Sixteenth-century English iconoclasm extended beyond the church to include the visual, literary, and performing arts as consistent subjects of theological controversy. My current research considers the relationship of Reformation iconoclasm to London’s early modern theatre culture. I focus on the relationship between the era’s professional preachers and players from 1590 to 1620—three of the most dynamic decades for the era’s prominent stage companies.
Specifically, my research demonstrates how antitheatrical polemics are intrinsically related to English iconoclasm; reveals the clergy’s implicit and explicit consideration of theatre as a threat to the church; determines how performers understood theatre as an edifying alternative to church; and accounts for how preachers and players differentiated between their respective professions.
My research and approach are decisively interdisciplinary and are concerned with the history of both church and theatre in early modern England, acknowledging the important interdependence between the two.
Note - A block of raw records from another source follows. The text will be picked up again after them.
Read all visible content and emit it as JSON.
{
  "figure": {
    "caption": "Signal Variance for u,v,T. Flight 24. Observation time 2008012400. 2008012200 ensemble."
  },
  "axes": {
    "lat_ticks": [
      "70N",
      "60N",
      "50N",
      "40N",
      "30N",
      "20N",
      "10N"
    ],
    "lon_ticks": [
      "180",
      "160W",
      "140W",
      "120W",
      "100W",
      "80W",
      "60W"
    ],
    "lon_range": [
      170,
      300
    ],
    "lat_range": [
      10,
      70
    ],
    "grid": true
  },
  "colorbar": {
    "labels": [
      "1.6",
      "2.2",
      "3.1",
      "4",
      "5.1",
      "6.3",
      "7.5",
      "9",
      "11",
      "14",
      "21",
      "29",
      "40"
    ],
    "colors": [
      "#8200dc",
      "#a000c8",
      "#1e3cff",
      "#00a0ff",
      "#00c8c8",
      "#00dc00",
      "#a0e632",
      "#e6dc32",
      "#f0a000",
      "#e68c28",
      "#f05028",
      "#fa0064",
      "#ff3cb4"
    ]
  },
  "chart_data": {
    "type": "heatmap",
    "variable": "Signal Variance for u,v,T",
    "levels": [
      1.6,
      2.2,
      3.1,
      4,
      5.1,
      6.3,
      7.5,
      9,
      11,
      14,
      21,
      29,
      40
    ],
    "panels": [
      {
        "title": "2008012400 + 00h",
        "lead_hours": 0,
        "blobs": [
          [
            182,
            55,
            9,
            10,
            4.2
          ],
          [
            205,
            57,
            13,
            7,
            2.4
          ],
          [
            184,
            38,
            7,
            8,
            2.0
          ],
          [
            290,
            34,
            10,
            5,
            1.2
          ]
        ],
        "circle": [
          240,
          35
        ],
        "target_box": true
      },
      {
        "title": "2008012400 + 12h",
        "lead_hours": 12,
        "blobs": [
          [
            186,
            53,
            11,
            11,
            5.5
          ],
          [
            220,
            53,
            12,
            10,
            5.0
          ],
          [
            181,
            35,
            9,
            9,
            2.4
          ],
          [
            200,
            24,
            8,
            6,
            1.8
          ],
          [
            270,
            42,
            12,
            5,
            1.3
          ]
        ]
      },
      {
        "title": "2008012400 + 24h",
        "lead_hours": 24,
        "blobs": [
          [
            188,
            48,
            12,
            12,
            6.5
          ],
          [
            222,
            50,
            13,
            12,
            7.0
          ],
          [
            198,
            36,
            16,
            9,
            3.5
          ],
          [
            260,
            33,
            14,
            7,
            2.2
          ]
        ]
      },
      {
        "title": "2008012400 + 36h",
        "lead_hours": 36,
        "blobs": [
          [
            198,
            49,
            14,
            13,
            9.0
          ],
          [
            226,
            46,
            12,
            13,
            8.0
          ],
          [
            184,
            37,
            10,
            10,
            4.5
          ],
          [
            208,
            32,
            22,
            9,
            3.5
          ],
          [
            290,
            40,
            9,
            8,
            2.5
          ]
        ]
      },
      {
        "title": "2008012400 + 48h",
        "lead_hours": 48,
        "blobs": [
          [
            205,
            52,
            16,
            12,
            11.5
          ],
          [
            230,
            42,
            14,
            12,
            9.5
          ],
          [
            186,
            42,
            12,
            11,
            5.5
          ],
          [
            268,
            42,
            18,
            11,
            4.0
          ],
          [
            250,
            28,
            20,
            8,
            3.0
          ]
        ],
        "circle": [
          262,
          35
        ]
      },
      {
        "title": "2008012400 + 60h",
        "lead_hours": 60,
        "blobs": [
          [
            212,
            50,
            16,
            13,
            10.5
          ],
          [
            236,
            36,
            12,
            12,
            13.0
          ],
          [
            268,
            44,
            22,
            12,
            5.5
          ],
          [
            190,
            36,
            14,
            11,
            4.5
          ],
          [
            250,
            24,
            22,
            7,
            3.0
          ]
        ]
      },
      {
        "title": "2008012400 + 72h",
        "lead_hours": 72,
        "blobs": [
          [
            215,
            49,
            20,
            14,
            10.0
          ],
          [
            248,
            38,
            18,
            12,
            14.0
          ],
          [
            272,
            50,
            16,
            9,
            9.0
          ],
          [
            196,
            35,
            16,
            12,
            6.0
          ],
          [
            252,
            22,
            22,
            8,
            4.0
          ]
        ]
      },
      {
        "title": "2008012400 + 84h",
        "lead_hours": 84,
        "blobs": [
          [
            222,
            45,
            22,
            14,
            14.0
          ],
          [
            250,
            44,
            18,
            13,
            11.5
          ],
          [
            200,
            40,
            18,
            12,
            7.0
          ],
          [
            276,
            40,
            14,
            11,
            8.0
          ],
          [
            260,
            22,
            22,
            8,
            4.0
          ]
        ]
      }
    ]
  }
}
Because theatre is tied to dramatic literature, visual representation, and performance, I engage the disciplines of literary criticism, art history, and performance studies.
Using historical and intertextual analyses of literary, visual, and other primary sources, my research demonstrates that church and theatre were competing kinds of performance in early modern England. Accounting for the ways in which preachers and players embodied their ideologies—while in the pulpit or on stage—further illuminates the historical relationship between church and theatre in the Reformation era.